Lu Ding mentioned that the focus of the dispute between the two parties centered on two issues: first, it was unclear whether Vanke’s investment was in equity or redeemable preferred shares. If the agreement explicitly stated a fixed interest rate calculation, Vanke’s argument would be more advantageous. However, if the terms were vague, Wanda might argue against it by claiming that the “actual return rate was too high.” The interest rates at that time were indeed high, but in today’s environment, no one is willing to foot the bill for past high-interest rates. The second dispute concerned the legal classification of the land cost benefits. If Wanda argued that these benefits were part of “investment cost savings” to be offset against debts, Vanke would not have the upper hand. However, the court could also consider it as an independent commercial arrangement, requiring separate handling or counterclaims, depending on the agreements in place at the time.
In 2023, when Vanke applied to freeze Wanda Commercial Management’s shares, Liu Jipeng, then Dean of the Capital Financial Research Institute of China University of Political Science and Law, released a video urging Vanke and Wanda to reach a settlement.
After more than two years, the two parties have once again ended up in court. Behind this legal action lies the fact that both companies are currently mired in debt dilemmas, burdened with significant debt pressure and an urgent need for funds.

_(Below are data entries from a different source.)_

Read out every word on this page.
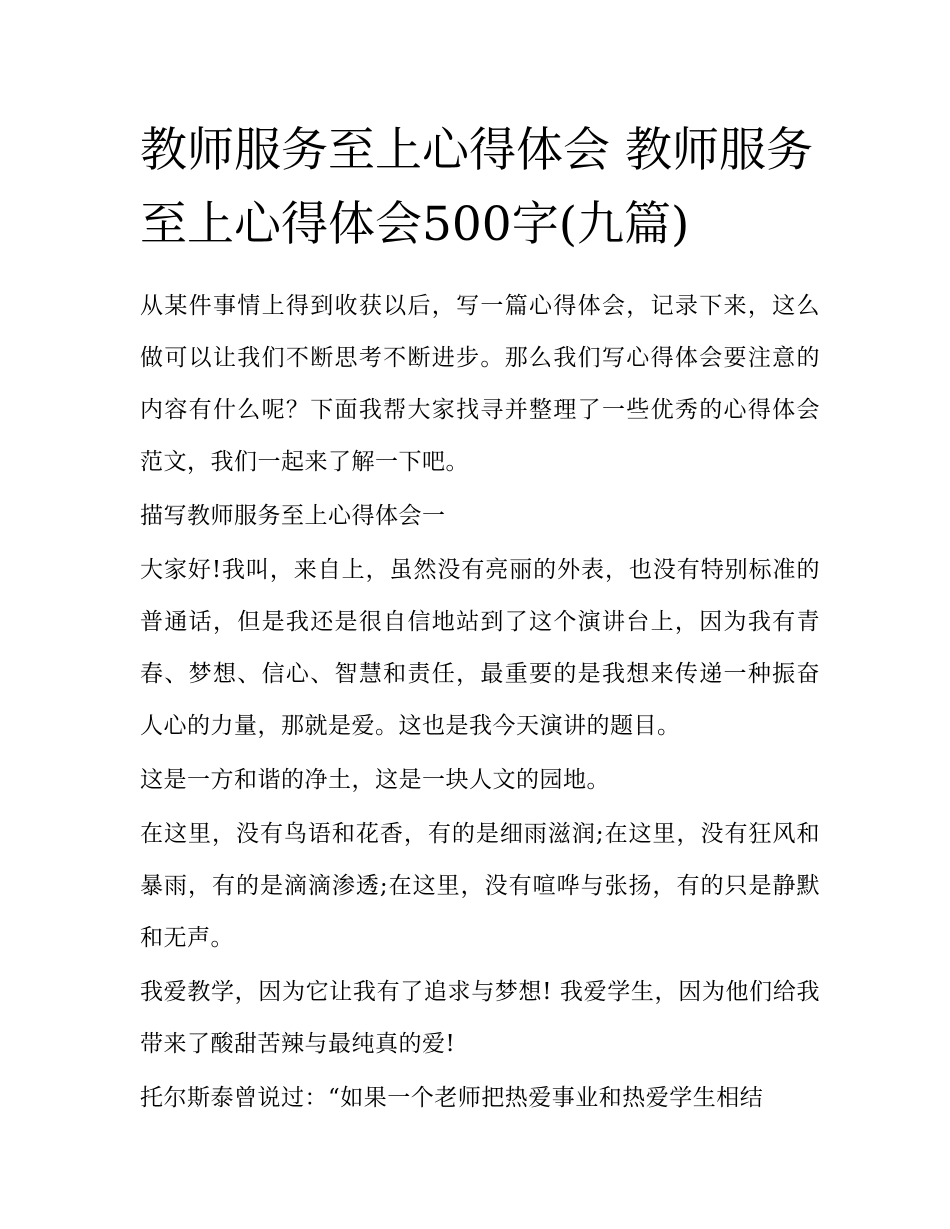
教师服务至上心得体会 教师服务至上心得体会500字(九篇)

从某件事情上得到收获以后，写一篇心得体会，记录下来，这么做可以让我们不断思考不断进步。那么我们写心得体会要注意的内容有什么呢？下面我帮大家找寻并整理了一些优秀的心得体会范文，我们一起来了解一下吧。

描写教师服务至上心得体会一

大家好!我叫，来自上，虽然没有亮丽的外表，也没有特别标准的普通话，但是我还是很自信地站到了这个演讲台上，因为我有青春、梦想、信心、智慧和责任，最重要的是我想来传递一种振奋人心的力量，那就是爱。这也是我今天演讲的题目。

这是一方和谐的净土，这是一块人文的园地。

在这里，没有鸟语和花香，有的是细雨滋润;在这里，没有狂风和暴雨，有的是滴滴渗透;在这里，没有喧哗与张扬，有的只是静默和无声。

我爱教学，因为它让我有了追求与梦想! 我爱学生，因为他们给我带来了酸甜苦辣与最纯真的爱!

托尔斯泰曾说过：“如果一个老师把热爱事业和热爱学生相结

Wanda Commercial Management is one of Wanda Group’s core assets and is under immense debt pressure: as of the end of June 2024, interest-bearing debts amounted to a staggering 137.561 billion RMB, with 30.269 billion RMB due for repayment within a year, reflecting high concentrated debt maturity pressures. Moreover, the failure of its subsidiary, Zhuhai Wanda, to complete its listing within the stipulated period triggered buyback requirements.
To repay the debts, Wang Jianlin has been frequently selling off core assets since 2023, including transferring ownership of approximately a hundred Wanda Plazas and divesting shares in Wanda Films.
Companies like Dalian Wanda Group have multiple instances of individuals against whom executions are pending and a significant number of frozen equity records.
Vanke similarly faces severe liquidity challenges and unstable corporate governance issues: by the end of June 2024, non-current liabilities due within a year amounted to 134.713 billion RMB, with only 69.348 billion RMB in cash, resulting in a funding gap exceeding 88.5 billion RMB. Shareholder CRRC Group provided loans to Vanke for the ninth time within the year, with the cumulative amount exceeding 25 billion RMB.
International rating agency Fitch Ratings downgraded Vanke’s issuer rating to “CCC-” due to concerns about its liquidity position.
The management team at Vanke has undergone frequent changes, with Chairman Xin Jie, who took office in January this year, resigning in early October. The board elected Huang Liping to succeed Xin Jie as chairman.